Issued in 2003, GASB Statement No. 42, Accounting and Financial Reporting for Impairment of Capital Assets and for Insurance Recoveries, establishes measurement guidance for capital asset impairments and requires governments to report the effects of those impairments when they occur, rather than as a part of the ongoing depreciation expense for the capital asset or upon disposal of the capital asset. It also provides uniform reporting guidance for insurance recoveries of state and local governments.
The PIR was conducted by an independent team from GASB’s parent organization, the Financial Accounting Foundation, and involved getting broad feedback from stakeholders such as auditors, statement preparers, and more limited input from statement users and academics.
The PIR report concluded that Statement 42 had not resolved all of the issues underlying its stated need. In particular, users had mixed views on whether it had achieved its objectives for establishing recognition criteria for impairments, and requirements that appropriately measure the effects of impairments.

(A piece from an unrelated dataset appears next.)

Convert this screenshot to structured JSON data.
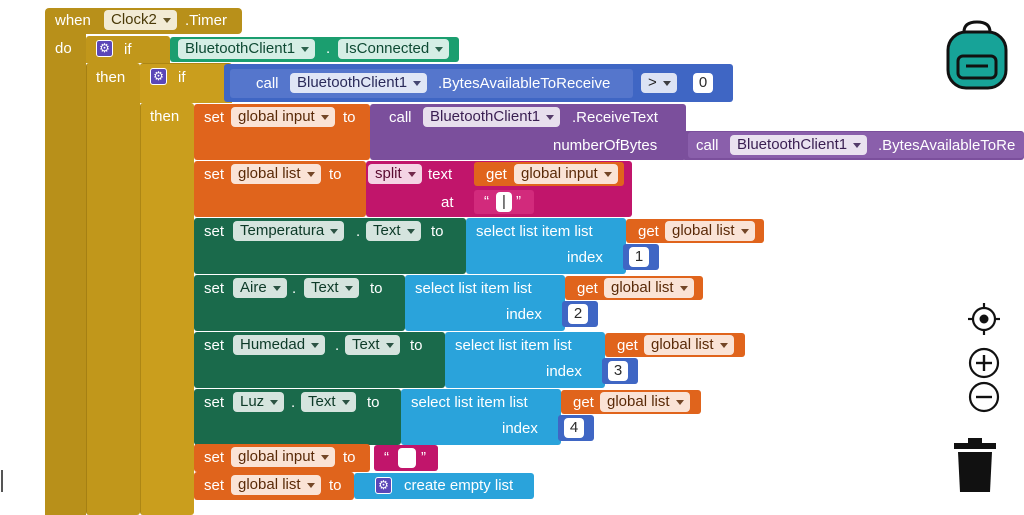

Among the report’s other conclusions:
- The capital asset impairment and insurance recovery information governments provide in their financial statements is important to statement users, but may be difficult for some users to understand and may not be as detailed or as comparable across governments as some users may wish.
- Most of Statement 42’s requirements are operational but some stakeholders find certain aspects challenging, particularly relating to the service utility approach and related techniques for measuring impairment of capital assets.
- Statement 42 did not result in significant unanticipated consequences.
- The cost to implement Statement 42 and the continuing application costs generally are consistent with the costs that stakeholders expected.
The PIR team recommended that, going forward, GASB should conduct, at a minimum, a limited field test when proposing to issue a standard with new recognition or measurement approaches, and share the results with users to assess the usefulness of the resulting information.
Later this year, the PIR team will turn its attention to a review of GASB Statements No. 33, Accounting and Financial Reporting for Nonexchange Transactions, and No. 36, Recipient Reporting for Certain Shared Nonexchange Revenues.